En cas de succès face à l'Argentine, le président aura-t-il sa place dans le carré VIP de la liesse populaire ? Nous serions - comme d’habitude - mi-juillet, on ne se poserait pas de question : ce serait la fête sur les avenues, notamment sur « la plus belle », les Champs-Elysées. Mais par 2 °C, un 18 décembre ? De quoi limiter et la fiesta, et les bonnes opinions sondagières qui pourraient suivre ? Emmanuel Macron a beau forcer au max son soutien à l’équipe de France, tous ces efforts pourraient rapidement être réduits à néant. Aussi rapidement qu’était descendu le bus des tout frais champions du monde en 2018. Sur les Champs, encore une fois, et pas à cause du froid glacial. L'idée était simplement d'arriver au plus vite à l’Elysée pour les 20 Heures. Si triomphe il y a dimanche, il faudra cette fois prendre son temps. Car donner l’impression de « confisquer » la victoire, voilà qui peut-être dangereux pour un président.

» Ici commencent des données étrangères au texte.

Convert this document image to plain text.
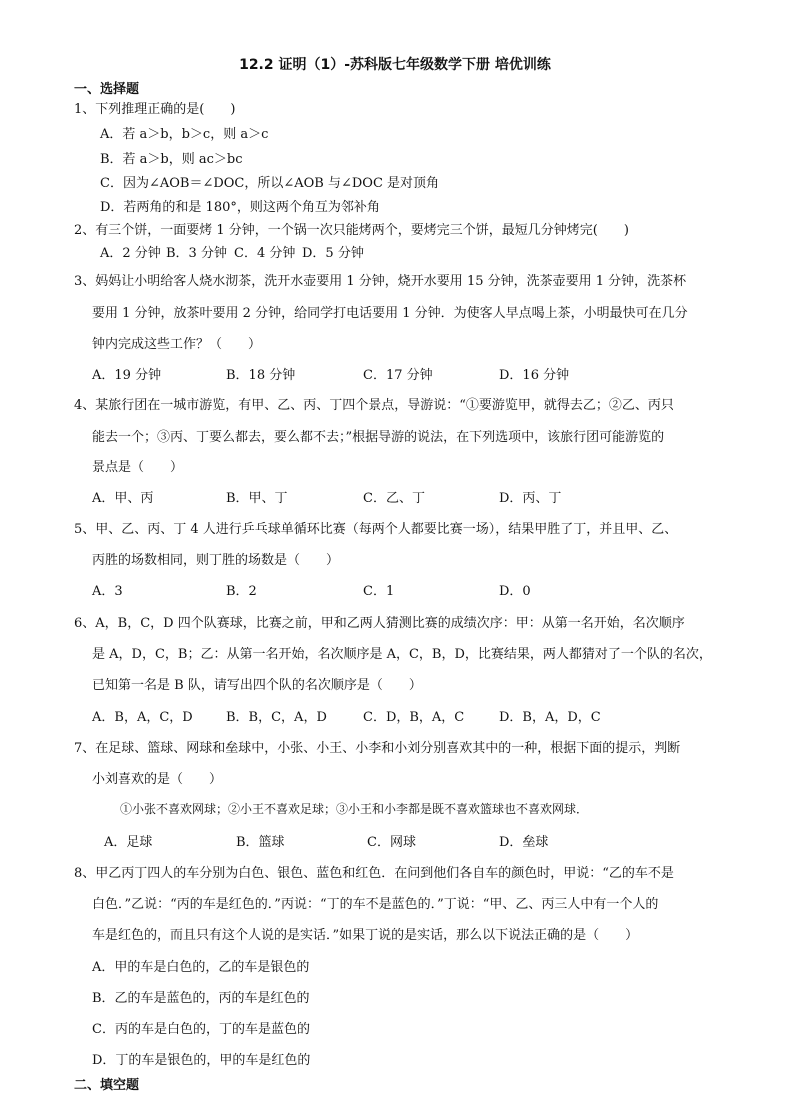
12.2 证明（1）-苏科版七年级数学下册 培优训练
一、选择题
1、下列推理正确的是(　　)
A．若 a＞b，b＞c，则 a＞c
B．若 a＞b，则 ac＞bc
C．因为∠AOB＝∠DOC，所以∠AOB 与∠DOC 是对顶角
D．若两角的和是 180°，则这两个角互为邻补角
2、有三个饼，一面要烤 1 分钟，一个锅一次只能烤两个，要烤完三个饼，最短几分钟烤完(　　)
A．2 分钟 B．3 分钟 C．4 分钟 D．5 分钟
3、妈妈让小明给客人烧水沏茶，洗开水壶要用 1 分钟，烧开水要用 15 分钟，洗茶壶要用 1 分钟，洗茶杯
要用 1 分钟，放茶叶要用 2 分钟，给同学打电话要用 1 分钟．为使客人早点喝上茶，小明最快可在几分
钟内完成这些工作？（　　）
A．19 分钟	B．18 分钟	C．17 分钟	D．16 分钟
4、某旅行团在一城市游览，有甲、乙、丙、丁四个景点，导游说：“①要游览甲，就得去乙；②乙、丙只
能去一个；③丙、丁要么都去，要么都不去；”根据导游的说法，在下列选项中，该旅行团可能游览的
景点是（　　）
A．甲、丙	B．甲、丁	C．乙、丁	D．丙、丁
5、甲、乙、丙、丁 4 人进行乒乓球单循环比赛（每两个人都要比赛一场），结果甲胜了丁，并且甲、乙、
丙胜的场数相同，则丁胜的场数是（　　）
A．3	B．2	C．1	D．0
6、A，B，C，D 四个队赛球，比赛之前，甲和乙两人猜测比赛的成绩次序：甲：从第一名开始，名次顺序
是 A，D，C，B；乙：从第一名开始，名次顺序是 A，C，B，D，比赛结果，两人都猜对了一个队的名次，
已知第一名是 B 队，请写出四个队的名次顺序是（　　）
A．B，A，C，D	B．B，C，A，D	C．D，B，A，C	D．B，A，D，C
7、在足球、篮球、网球和垒球中，小张、小王、小李和小刘分别喜欢其中的一种，根据下面的提示，判断
小刘喜欢的是（　　）
①小张不喜欢网球；②小王不喜欢足球；③小王和小李都是既不喜欢篮球也不喜欢网球．
A．足球	B．篮球	C．网球	D．垒球
8、甲乙丙丁四人的车分别为白色、银色、蓝色和红色．在问到他们各自车的颜色时，甲说：“乙的车不是
白色．”乙说：“丙的车是红色的．”丙说：“丁的车不是蓝色的．”丁说：“甲、乙、丙三人中有一个人的
车是红色的，而且只有这个人说的是实话．”如果丁说的是实话，那么以下说法正确的是（　　）
A．甲的车是白色的，乙的车是银色的
B．乙的车是蓝色的，丙的车是红色的
C．丙的车是白色的，丁的车是蓝色的
D．丁的车是银色的，甲的车是红色的
二、填空题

Surtout, la victoire en Russie avait été vite effacée par l’affaire Alexandre Benalla – la première grosse ornière du mandat macronien –, révélée trois jours après le titre des Bleus. L’ancien chargé de mission à l’Elysée était présent dans le fameux bus des champions du monde 2018. Et, comme si l'Histoire bégayait, le voici qui a, dans un tweet diversement apprécié, a annoncé cette semaine « préchauffer le bus » en vue d'une victoire dimanche. Cette fois, les possibles « trouble-fête » pour Macron sont déjà listés, ils arrivent début janvier : la réforme des retraites et les possibles coupes de courant. Qui pourraient bien jeter un froid sur une éventuelle fièvre bleue.